I don't quite understand the problem they are trying to solve. Is there so many change sets that they couldn't provision enough ci servers, hence the "speculation graph with probabilistic model"?
Imagine I have three changes, C1 modifies F1, C2 modifies F2, and C3 modifies F1. There's no relation between F1 and F2.
At low-ish rate of submission, you test and commit C1, then test and commit C2, then when you try and test and commit C3, you rebase, and re-test and commit. (the merge doesn't conflict so can be automatically fixed)
Now assume all three changes are submitted by 3 different engineers in the span of a minute and engineers don't want to manually rebase. The rebase/build/submit time is less than the time between changes!
So you have a tool that queues up the changes, and at each change you
1. Rebase onto current head
2. build with the new changes
3. Submit
But that's still really slow. Since everything is sequential. If my change takes ~30m to test, it blocks everyone else who depends on my change.
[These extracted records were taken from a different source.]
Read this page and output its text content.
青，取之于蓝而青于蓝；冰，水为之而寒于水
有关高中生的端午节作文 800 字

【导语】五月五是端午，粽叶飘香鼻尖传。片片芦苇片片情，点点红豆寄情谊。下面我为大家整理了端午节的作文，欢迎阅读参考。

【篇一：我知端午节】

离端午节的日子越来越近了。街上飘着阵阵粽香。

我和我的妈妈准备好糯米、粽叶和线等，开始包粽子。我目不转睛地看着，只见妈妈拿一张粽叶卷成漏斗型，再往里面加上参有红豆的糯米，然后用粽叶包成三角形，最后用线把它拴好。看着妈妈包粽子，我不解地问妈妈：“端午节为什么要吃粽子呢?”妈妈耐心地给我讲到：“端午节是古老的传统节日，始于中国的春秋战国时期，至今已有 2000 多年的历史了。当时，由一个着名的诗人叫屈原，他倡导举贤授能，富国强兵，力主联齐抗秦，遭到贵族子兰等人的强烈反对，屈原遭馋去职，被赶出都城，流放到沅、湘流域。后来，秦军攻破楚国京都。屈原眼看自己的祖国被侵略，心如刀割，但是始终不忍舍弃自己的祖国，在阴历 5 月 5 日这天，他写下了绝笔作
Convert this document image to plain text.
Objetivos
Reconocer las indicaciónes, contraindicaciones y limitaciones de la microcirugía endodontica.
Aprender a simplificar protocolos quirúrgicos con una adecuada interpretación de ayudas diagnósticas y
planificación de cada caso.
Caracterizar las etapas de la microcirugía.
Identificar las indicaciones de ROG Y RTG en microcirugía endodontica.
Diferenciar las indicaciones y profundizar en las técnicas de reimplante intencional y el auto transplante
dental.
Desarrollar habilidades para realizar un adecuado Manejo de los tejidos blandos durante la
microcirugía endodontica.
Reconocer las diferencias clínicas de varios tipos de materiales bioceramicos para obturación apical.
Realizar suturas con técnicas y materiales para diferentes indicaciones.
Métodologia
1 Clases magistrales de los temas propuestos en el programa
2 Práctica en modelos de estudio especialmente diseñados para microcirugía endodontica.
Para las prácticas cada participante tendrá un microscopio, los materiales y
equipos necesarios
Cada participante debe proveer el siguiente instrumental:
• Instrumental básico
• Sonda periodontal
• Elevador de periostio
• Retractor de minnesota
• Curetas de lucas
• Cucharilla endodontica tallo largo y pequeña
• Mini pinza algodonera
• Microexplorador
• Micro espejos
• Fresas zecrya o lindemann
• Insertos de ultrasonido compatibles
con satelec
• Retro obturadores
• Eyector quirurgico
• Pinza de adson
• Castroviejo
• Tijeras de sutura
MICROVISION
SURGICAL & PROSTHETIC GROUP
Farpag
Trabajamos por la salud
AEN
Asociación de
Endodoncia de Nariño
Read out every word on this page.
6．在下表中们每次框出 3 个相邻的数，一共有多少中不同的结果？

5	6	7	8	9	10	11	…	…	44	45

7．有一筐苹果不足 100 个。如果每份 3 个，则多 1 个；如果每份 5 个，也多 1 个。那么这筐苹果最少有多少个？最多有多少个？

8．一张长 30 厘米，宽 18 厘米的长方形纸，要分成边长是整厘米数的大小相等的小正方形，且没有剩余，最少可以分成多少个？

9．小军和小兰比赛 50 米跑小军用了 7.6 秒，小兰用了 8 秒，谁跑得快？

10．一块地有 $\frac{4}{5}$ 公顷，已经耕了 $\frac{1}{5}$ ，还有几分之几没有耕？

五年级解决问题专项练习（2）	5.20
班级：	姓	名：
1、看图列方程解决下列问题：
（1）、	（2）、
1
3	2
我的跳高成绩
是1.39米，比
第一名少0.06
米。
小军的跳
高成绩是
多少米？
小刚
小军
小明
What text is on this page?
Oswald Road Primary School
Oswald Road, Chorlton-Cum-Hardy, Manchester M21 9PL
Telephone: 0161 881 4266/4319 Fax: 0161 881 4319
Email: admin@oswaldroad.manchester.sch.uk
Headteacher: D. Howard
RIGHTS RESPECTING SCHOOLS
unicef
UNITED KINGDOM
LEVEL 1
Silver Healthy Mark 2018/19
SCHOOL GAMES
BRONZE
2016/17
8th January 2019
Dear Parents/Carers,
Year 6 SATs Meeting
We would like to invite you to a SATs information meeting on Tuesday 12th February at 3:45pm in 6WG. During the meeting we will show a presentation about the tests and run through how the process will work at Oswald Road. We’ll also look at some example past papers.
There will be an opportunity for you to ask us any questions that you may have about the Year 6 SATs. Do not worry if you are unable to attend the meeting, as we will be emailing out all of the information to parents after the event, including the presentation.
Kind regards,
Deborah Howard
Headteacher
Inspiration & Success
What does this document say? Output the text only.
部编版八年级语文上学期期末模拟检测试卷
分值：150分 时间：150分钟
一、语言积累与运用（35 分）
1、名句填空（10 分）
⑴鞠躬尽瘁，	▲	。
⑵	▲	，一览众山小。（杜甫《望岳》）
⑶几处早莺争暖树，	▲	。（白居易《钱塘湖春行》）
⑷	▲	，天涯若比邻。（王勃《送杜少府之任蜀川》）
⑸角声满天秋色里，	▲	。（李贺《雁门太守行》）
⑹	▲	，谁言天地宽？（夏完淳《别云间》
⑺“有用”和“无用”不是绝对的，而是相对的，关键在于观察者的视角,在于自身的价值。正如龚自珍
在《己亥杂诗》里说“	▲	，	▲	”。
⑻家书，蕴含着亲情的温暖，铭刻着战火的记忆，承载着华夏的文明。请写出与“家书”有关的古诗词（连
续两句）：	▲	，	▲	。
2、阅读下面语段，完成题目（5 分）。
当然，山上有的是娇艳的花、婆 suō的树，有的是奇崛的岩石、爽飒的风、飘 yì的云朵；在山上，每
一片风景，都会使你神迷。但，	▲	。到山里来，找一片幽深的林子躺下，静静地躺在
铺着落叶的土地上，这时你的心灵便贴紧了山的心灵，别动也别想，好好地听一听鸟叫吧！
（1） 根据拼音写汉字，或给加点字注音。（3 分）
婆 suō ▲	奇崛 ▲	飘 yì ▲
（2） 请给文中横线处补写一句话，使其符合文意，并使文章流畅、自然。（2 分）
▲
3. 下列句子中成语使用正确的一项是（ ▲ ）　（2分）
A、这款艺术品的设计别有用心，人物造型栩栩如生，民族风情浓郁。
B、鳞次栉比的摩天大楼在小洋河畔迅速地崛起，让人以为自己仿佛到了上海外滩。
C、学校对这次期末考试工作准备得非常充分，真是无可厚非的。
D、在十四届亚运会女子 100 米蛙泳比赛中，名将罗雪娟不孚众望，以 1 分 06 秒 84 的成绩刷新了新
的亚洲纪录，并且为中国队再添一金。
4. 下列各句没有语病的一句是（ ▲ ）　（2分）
So OK, do things in parallel: Build and test C1, C1 + C2, and C1+C2+C3. Then, as soon as C1 is finished testing, you can submit all 3. There's still 2 problems though: C2 is unreasonably delayed, and "what if C1 is broken".
So, if C2 and C1 don't conflict, you can actually just submit C2 before C1 even though the request to submit was made after. But when there really is a dependency, like C3 and C1, the question is, do I build and test {C1, C1+C3}, {C3, C3+C1}, or something else. SubmitQueue appears to try and address that question. "Given potentially conflicting changes (not at a source level but at a transitive closure level), how do I order them so that the most changes succeed the fastest, assuming some changes can fail, and I have enough processing power to run some, but not all, permutations of changes in parallel"?
Say you change test A, and I change test B. Before, they both expect a value VAL to be 1, but now test A expects it to be 2 and test B expects it to be 3. We both submit a change, and both changes passed CI on that respective branch. You merged your change into master since it looks OK, and I do too. Now master is broken. Womp womp.